(BMG, released 24 Mar 2017)

Jethro Tull have existed beyond the music mainstream for so long, that if it weren’t for the annual outing of Ring Out, Solstice Bells, the average listener might never cross their path. They have no radio “hit” (Living In The Past is hardly drivetime), they’re not a fashionable name for new bands to drop, and Tullster-in-chief Ian Anderson resolutely avoids the media nostalgia slots that have brought some of his contemporaries back into the limelight. Yet their body of work is immense, sales remain buoyant and Anderson continues to tour internationally with little pause for breath.

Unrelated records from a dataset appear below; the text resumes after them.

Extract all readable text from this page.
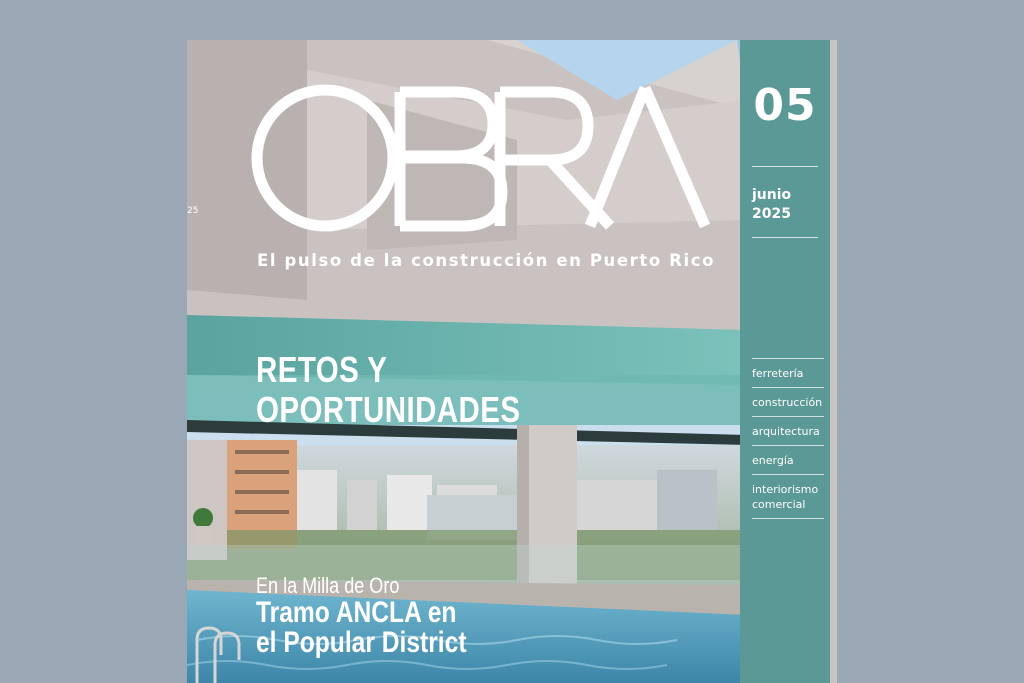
25
El pulso de la construcción en Puerto Rico
RETOS Y
OPORTUNIDADES
En la Milla de Oro
Tramo ANCLA en
el Popular District
05
junio
2025
ferretería
construcción
arquitectura
energía
interiorismo comercial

This new album – choice cuts from the back catalogue reworked with the Carducci String Quartet – won’t change that. You don’t win a new audience for your twisty, conceptual prog-jazz-folk by classicalising it. What it does do is shed new light on some old favourites, lopping off their harder edges, and reframing them in a more delicate setting. It’s the Tull album for Sunday afternoon drinks on the lawn.

These aren’t straight translations from the original. Anderson has been thrifty with his vocals, mainly using them as accompaniment to the strings rather than vice versa. There’s none at all on Living In The Past, and only the slightest of refrains on Solstice Bells. His flute trills complement the bow-work beautifully, carrying the melody when asked or passing that baton to the violins. There’s playfulness in the track choices too. We Used To Know gets mashed up nicely with Bach’s Prelude in C Major, alongside a couple of medleys of Tull material.

Only occasionally does something jar. Aqualung‘s menacing opening is too bluesy for the mood, whisking us from our stately home garden party and dumping us in a “difficult” chamber concert. As Anderson said in interview, there were some “heavy hitters” he had to include, and this was surely one.

Dabbling in the classics ought to be an act of supreme pretension for a rocker. Ian Anderson is one of the few who can carry this off. Far from a mere vanity project, it allows for fresh appreciation of the source material, while standing proud in its own right.